Les tout premiers textes d’Anne Cuneo, dans les années soixante sont marqués par le surréalisme. Mais très vite, le récit social, le livre documentaire, parfois à caractère autobiographique, l’emportent sous sa plume. Il y aura Mortelle Maladie ¬ récit autour d’un enfant mort, prématuré; Poussière de réveil, scènes de la vie conjugales, puis Le Piano du pauvre – la vie d’une accordéoniste lausannoise. En 1978, c’est le coup d’assommoir: un lui diagnostique un mauvais cancer, potentiellement mortel. L’écriture là encore intervient: ce seront Passage des Panoramas, parcours d’une femme, Une Cuillerée de bleu qui veut conjurer la maladie, livre combatif et grand succès populaire: plus de 100 000 exemplaires seront vendus. Il y aura encore ce Portrait de l’auteure en femme ordinaire, pour dire une vie, menacée.
Une histoire me frappe et j’ai envie de la raconter
Anne Cuneo reste en vie et continue d’écrire. Une nouvelle phase plus romanesque et historique s’ouvre avec Station Victoria, son premier roman publié chez Bernard Campiche en 1989, à qui elle restera désormais d’une fidélité sans faille. En 1995 Le Trajet d’une rivière, ode à un musicien oublié, se fait bestseller et se voit traduit en plusieurs langues. Hommage à Shakespeare aussi avec Objets de splendeur, au théâtre avec La Tempête des heures, au genre policier à travers les enquêtes de Marie Machiavelli. Il y eut encore quelques films, des pièces de théâtre, des scénarios aussi.

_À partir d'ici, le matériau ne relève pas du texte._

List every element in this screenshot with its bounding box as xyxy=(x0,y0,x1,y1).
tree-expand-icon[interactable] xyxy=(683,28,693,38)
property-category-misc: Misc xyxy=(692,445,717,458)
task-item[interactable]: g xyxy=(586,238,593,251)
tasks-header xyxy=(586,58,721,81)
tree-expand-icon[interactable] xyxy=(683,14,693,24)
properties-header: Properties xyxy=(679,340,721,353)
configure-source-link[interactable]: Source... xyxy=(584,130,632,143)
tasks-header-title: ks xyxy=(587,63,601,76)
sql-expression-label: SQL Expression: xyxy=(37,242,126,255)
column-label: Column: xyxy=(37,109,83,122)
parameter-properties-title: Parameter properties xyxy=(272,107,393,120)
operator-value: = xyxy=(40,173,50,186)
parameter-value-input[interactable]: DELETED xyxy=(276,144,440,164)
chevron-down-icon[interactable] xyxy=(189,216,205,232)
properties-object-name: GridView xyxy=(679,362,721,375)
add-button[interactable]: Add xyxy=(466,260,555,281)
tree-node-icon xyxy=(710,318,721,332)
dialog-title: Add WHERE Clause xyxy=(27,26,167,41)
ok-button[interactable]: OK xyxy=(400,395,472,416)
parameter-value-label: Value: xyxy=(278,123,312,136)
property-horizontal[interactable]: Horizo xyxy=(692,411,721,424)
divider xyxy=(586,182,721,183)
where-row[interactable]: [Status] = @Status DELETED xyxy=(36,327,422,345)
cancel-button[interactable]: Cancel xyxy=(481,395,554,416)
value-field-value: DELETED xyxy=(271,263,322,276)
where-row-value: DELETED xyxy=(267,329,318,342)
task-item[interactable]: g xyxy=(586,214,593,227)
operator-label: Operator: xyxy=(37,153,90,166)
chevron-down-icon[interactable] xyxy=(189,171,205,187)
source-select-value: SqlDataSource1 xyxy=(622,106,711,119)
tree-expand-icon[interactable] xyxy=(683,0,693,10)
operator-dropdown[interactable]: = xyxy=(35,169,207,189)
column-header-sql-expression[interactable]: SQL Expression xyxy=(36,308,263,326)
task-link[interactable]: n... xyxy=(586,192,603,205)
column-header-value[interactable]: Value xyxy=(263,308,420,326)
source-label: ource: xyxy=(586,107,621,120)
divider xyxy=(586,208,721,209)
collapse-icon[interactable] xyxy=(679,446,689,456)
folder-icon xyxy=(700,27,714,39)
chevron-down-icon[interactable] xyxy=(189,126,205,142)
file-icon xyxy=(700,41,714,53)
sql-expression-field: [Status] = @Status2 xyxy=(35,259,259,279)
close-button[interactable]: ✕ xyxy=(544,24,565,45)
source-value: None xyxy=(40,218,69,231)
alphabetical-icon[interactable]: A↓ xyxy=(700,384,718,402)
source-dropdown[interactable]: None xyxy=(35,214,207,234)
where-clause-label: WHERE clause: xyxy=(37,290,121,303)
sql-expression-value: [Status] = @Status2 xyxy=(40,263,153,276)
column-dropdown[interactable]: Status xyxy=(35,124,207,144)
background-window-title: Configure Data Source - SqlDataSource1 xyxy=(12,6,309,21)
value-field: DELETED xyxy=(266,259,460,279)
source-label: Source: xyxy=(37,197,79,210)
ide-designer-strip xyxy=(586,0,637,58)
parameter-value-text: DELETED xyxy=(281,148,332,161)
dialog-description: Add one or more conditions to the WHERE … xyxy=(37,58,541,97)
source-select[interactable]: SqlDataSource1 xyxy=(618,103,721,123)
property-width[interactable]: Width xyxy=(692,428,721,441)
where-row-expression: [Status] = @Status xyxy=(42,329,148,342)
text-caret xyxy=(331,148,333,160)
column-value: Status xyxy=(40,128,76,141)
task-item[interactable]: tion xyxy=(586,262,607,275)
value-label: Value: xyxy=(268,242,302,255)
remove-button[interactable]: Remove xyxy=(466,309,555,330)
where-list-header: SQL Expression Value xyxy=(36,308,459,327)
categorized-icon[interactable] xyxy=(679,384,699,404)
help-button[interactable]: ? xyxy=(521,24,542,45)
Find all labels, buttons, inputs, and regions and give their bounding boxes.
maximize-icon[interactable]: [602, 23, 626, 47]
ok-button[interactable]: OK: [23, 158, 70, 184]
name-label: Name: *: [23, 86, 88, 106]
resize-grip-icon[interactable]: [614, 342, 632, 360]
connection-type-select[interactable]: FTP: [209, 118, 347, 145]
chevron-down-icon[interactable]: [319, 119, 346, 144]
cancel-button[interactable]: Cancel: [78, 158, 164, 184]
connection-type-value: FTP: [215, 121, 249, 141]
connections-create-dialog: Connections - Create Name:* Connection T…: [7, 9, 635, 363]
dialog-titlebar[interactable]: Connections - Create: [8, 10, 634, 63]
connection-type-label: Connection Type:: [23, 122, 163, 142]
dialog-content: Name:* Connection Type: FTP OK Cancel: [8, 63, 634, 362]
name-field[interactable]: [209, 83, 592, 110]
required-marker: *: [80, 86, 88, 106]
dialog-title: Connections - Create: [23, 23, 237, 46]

«Une histoire me frappe et j’ai envie de la raconter, disait Anne Cuneo dans une interview à Bonne Nouvelle en 2013. J’utilise alors les moyens les plus appropriés à la disposition pour la raconter.» C’est une femme de plume pragmatique, efficace, enthousiaste, parfois à l’emporte-pièce, une conteuse, en tout cas, qui s’en va.